Sie zeigen die Grausamkeit des Krieges: Die Bilder des Ukraine-Konflikts sorgen weltweit für Entsetzen.

Berlin. Der Krieg in der Ukraine hat eine neue Stufe der Grausamkeit erreicht. Das Bild, das sich beim Rückzug der russischen Truppen aus der Stadt Butscha bot, sorgte weltweit für Empörung: Dutzende Leichen, teilweise mit hinter dem Rücken verbundenen Händen erschossen. Viele sprechen von Kriegsverbrechen, Vitali Klitschko, Bürgermeister von Kiew, bezeichnet den Angriff als Völkermord. Russland hingegen dementiert die Anschuldigungen aus der Ukraine und bezeichnet sie ohne jeglichen Beleg als Lügen.

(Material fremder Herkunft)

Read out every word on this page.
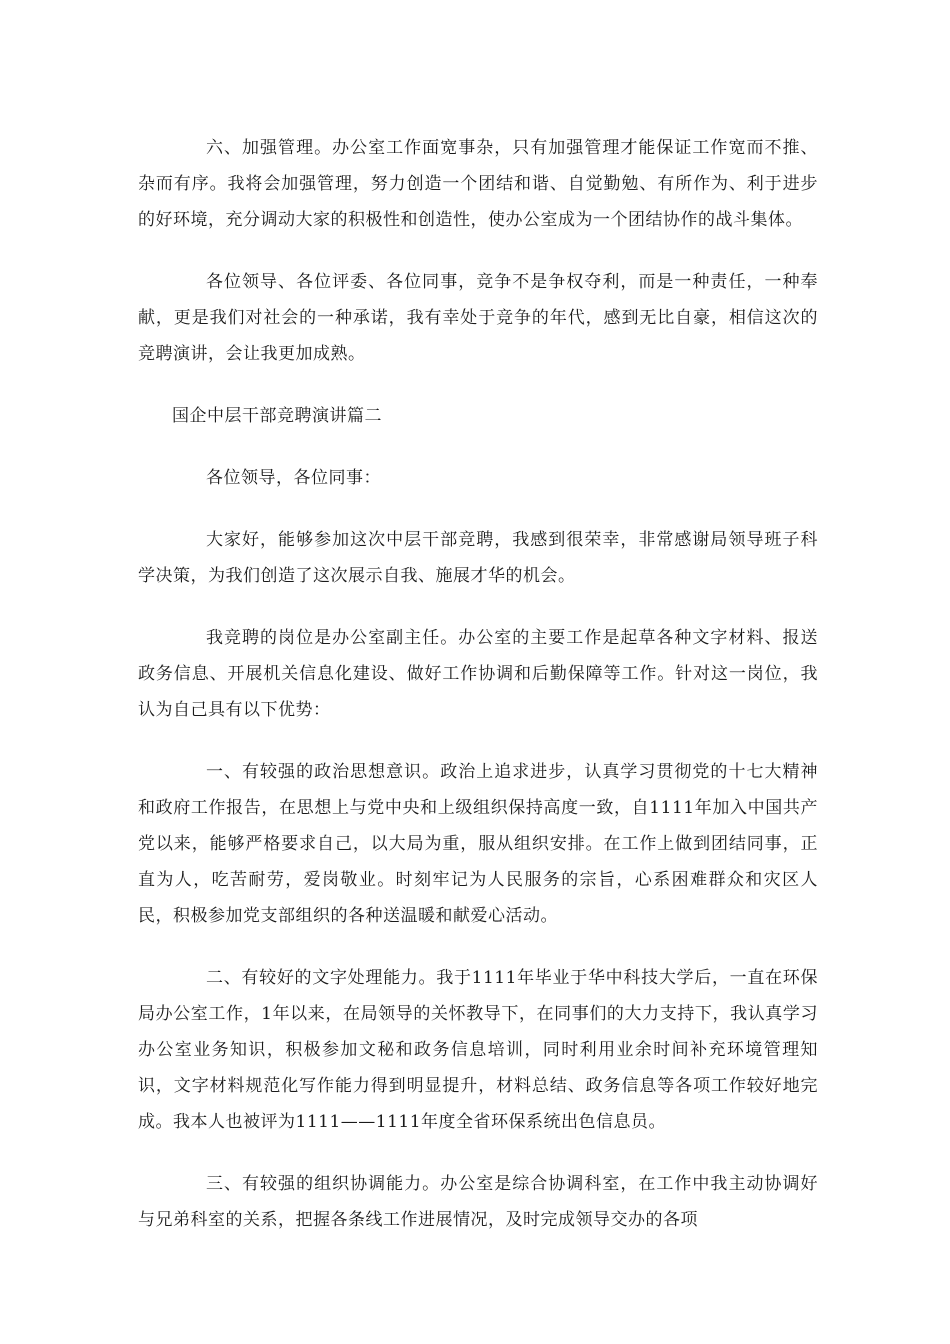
六、加强管理。办公室工作面宽事杂，只有加强管理才能保证工作宽而不推、杂而有序。我将会加强管理，努力创造一个团结和谐、自觉勤勉、有所作为、利于进步的好环境，充分调动大家的积极性和创造性，使办公室成为一个团结协作的战斗集体。

各位领导、各位评委、各位同事，竞争不是争权夺利，而是一种责任，一种奉献，更是我们对社会的一种承诺，我有幸处于竞争的年代，感到无比自豪，相信这次的竞聘演讲，会让我更加成熟。

国企中层干部竞聘演讲篇二

各位领导，各位同事：

大家好，能够参加这次中层干部竞聘，我感到很荣幸，非常感谢局领导班子科学决策，为我们创造了这次展示自我、施展才华的机会。

我竞聘的岗位是办公室副主任。办公室的主要工作是起草各种文字材料、报送政务信息、开展机关信息化建设、做好工作协调和后勤保障等工作。针对这一岗位，我认为自己具有以下优势：

一、有较强的政治思想意识。政治上追求进步，认真学习贯彻党的十七大精神和政府工作报告，在思想上与党中央和上级组织保持高度一致，自1111年加入中国共产党以来，能够严格要求自己，以大局为重，服从组织安排。在工作上做到团结同事，正直为人，吃苦耐劳，爱岗敬业。时刻牢记为人民服务的宗旨，心系困难群众和灾区人民，积极参加党支部组织的各种送温暖和献爱心活动。

二、有较好的文字处理能力。我于1111年毕业于华中科技大学后，一直在环保局办公室工作，1年以来，在局领导的关怀教导下，在同事们的大力支持下，我认真学习办公室业务知识，积极参加文秘和政务信息培训，同时利用业余时间补充环境管理知识，文字材料规范化写作能力得到明显提升，材料总结、政务信息等各项工作较好地完成。我本人也被评为1111——1111年度全省环保系统出色信息员。

三、有较强的组织协调能力。办公室是综合协调科室，在工作中我主动协调好与兄弟科室的关系，把握各条线工作进展情况，及时完成领导交办的各项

Auf Telegram schreibt das russische Verteidigungsministeriums, es sehe aus wie eine geplante Medienkampagne – obwohl Satellitenaufnahmen die Anschuldigungen offenbar belegen und zeigen, dass viele der Leichen schon lange vor dem Abzug der russischen Truppen auf den Straßen Butschas lagen.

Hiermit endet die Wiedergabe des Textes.